Let’s start with the need for security and survival. Do you feel more secure, less secure, or about the same as you did at the beginning of last year?

If you feel more secure, is this positive change because you have changed your situation and, in fact, become more secure? For example, do you feel more secure because you were able to save some money? Perhaps you developed a skill that makes you more employable.

Or, do you feel more secure because you perceive security differently? For example, do you now realize that you need fewer material goods than you previously believed? That is, you could feel more secure even if your situation hasn’t changed, but because you perceive your need for security differently now.

If you feel less secure, the same questions apply. Do you feel less secure because of an actual change in your situation? Or because of a change in perception?

Now, how’s your feeling of love and belonging? Are you more closely connected to the people who are important to you? Or are you more distant?

What have you been doing to satisfy your love and belonging need? Have you made new friends? Deepened existing relationships? Found a way to be part of a group? Spent time connecting with people important to you? What has worked for you?

Perhaps the year brought a loss of love and belonging. If so, it’s helpful to distinguish between what you have control over and what you don’t.

For example, you may have suffered a loss which was completely out of your control. Or perhaps you had a falling out, which may have been partly or fully within your control.

Also worth examining during your backward glance are any relationships that bring stress, unhappiness or dissatisfaction into your life. What is under your control? Can you arrange to spend less of your precious time and energy on relationships that don’t work well for you, so you can devote more time to folks who help you to be your best—happy and hopeful?

Next, how’s your feeling of power and recognition over the past year? Do you feel more satisfied now than before? If so, why?

If you’ve developed a skill that you are proud of, or if you met or exceeded your goals at home, school, or work, your satisfaction may have increased.

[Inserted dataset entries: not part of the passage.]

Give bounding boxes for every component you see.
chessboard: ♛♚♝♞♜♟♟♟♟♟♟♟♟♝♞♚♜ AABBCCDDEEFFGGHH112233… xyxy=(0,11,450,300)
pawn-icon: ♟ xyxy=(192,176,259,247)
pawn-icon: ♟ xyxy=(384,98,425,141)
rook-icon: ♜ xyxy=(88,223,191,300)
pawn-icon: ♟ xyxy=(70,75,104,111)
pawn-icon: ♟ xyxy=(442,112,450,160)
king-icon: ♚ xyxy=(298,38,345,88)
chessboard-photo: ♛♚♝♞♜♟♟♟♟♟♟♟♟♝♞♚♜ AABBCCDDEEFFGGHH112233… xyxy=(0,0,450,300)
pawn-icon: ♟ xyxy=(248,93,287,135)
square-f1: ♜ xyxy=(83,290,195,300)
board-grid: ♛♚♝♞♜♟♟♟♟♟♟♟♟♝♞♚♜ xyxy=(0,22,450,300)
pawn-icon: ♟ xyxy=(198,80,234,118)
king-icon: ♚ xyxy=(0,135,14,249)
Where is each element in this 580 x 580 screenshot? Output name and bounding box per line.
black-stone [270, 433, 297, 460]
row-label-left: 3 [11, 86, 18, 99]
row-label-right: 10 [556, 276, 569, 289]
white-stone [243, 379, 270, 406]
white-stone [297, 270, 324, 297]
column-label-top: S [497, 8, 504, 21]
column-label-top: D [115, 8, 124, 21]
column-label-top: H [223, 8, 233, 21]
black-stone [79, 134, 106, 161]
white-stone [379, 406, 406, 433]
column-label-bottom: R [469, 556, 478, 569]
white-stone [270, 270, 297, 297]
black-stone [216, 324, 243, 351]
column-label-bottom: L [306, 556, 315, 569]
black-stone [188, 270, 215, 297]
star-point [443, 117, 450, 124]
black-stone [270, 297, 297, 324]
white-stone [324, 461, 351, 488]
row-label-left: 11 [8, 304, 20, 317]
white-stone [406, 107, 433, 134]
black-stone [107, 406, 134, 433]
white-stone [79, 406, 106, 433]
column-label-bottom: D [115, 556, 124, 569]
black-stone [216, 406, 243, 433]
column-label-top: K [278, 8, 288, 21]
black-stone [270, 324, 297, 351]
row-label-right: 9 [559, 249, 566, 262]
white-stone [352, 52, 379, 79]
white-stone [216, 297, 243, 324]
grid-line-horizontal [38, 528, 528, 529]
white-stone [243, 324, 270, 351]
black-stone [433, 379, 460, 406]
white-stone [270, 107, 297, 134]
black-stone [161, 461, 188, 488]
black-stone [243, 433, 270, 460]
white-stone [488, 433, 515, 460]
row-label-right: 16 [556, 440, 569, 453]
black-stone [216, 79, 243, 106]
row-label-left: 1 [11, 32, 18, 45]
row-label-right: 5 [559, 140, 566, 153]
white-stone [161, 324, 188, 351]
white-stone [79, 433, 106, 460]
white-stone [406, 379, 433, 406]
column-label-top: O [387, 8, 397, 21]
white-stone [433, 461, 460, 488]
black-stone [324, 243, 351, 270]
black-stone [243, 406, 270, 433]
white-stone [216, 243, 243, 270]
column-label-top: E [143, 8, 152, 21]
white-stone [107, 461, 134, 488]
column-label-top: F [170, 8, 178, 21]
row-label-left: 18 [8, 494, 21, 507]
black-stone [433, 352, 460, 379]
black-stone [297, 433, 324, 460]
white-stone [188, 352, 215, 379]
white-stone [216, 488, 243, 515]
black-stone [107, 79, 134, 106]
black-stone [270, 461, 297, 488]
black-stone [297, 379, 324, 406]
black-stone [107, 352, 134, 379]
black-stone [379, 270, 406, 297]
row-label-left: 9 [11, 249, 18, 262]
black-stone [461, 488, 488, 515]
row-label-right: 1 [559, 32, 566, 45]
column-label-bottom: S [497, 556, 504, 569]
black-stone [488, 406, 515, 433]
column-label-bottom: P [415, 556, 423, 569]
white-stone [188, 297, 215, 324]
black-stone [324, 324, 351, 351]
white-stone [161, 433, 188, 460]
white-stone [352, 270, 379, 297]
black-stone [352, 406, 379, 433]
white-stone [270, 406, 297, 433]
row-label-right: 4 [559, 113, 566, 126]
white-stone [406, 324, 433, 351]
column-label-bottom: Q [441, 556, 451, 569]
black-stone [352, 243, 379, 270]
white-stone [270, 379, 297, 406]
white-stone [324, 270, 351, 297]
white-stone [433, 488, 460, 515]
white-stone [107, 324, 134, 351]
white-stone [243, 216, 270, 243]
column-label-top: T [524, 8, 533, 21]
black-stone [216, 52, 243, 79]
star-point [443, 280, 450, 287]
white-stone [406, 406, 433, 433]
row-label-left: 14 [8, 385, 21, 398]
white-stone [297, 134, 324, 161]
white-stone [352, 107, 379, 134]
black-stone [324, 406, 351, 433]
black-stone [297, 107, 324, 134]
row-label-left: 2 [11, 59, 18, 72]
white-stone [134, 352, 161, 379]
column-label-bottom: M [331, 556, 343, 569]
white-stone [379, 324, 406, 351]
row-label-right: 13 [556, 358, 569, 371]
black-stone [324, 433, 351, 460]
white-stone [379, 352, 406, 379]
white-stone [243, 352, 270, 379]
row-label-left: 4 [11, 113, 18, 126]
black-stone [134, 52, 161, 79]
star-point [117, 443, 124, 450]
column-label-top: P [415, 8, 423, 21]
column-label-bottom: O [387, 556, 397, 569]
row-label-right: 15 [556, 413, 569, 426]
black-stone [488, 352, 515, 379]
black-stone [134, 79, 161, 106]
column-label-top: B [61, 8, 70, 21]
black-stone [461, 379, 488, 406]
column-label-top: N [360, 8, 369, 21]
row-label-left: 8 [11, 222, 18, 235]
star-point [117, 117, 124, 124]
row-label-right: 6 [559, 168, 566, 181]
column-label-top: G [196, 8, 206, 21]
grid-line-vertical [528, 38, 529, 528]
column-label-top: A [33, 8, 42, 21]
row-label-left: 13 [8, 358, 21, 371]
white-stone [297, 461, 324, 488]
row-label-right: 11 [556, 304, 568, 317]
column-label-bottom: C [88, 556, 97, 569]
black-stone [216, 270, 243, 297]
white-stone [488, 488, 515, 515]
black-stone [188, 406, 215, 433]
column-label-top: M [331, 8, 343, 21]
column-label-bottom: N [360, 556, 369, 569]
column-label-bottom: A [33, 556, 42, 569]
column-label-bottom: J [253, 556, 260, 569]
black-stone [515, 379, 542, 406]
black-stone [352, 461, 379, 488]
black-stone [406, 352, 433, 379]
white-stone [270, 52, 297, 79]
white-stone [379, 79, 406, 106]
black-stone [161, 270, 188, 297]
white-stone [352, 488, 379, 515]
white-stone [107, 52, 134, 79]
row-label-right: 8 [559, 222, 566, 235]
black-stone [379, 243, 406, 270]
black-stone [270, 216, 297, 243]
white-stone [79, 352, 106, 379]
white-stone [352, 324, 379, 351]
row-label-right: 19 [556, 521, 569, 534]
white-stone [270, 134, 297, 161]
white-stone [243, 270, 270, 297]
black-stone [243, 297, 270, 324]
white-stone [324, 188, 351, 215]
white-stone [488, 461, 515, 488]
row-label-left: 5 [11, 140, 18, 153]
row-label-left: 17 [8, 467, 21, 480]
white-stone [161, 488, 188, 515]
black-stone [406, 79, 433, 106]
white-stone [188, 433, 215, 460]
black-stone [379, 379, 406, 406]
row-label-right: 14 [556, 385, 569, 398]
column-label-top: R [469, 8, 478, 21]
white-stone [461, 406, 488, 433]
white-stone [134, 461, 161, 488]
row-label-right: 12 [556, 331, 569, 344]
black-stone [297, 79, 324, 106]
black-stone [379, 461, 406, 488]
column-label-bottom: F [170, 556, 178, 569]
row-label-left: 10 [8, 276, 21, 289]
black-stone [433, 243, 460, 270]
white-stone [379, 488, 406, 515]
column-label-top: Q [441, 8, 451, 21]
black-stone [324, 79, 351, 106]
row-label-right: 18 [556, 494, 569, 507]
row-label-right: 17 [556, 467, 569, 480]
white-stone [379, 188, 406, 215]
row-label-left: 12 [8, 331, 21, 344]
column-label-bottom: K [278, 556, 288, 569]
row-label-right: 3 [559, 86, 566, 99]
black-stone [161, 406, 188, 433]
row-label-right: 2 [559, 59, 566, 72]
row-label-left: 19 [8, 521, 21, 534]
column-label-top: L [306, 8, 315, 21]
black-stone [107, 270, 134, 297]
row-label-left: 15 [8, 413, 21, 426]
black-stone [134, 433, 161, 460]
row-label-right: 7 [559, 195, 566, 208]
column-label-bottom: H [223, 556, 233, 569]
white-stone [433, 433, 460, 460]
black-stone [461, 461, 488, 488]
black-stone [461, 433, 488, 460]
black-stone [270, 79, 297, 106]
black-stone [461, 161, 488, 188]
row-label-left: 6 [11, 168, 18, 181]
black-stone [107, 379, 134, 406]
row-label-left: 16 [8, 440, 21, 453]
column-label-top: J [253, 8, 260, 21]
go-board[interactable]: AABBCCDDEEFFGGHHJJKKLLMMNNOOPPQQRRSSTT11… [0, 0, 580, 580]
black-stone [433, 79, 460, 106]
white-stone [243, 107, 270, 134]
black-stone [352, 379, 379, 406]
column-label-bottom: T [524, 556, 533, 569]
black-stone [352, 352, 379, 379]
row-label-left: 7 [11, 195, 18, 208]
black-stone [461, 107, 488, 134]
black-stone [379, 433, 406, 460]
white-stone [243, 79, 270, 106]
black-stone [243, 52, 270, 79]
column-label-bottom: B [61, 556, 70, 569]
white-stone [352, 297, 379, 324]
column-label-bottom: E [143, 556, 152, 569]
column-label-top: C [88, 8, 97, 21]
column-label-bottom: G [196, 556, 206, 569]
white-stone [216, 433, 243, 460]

On the other hand, maybe you lost power and recognition. Perhaps you dropped out of school or left a goal unfinished. Perhaps you lost a job. Even a planned retirement can bring a feeling of loss of power and identity. How are you dealing with the changes in your life? Do you need to find new ways to get your power need satisfied?

One way to learn how to increase our satisfaction is to look back at what has worked for us already. What do you learn when you look back?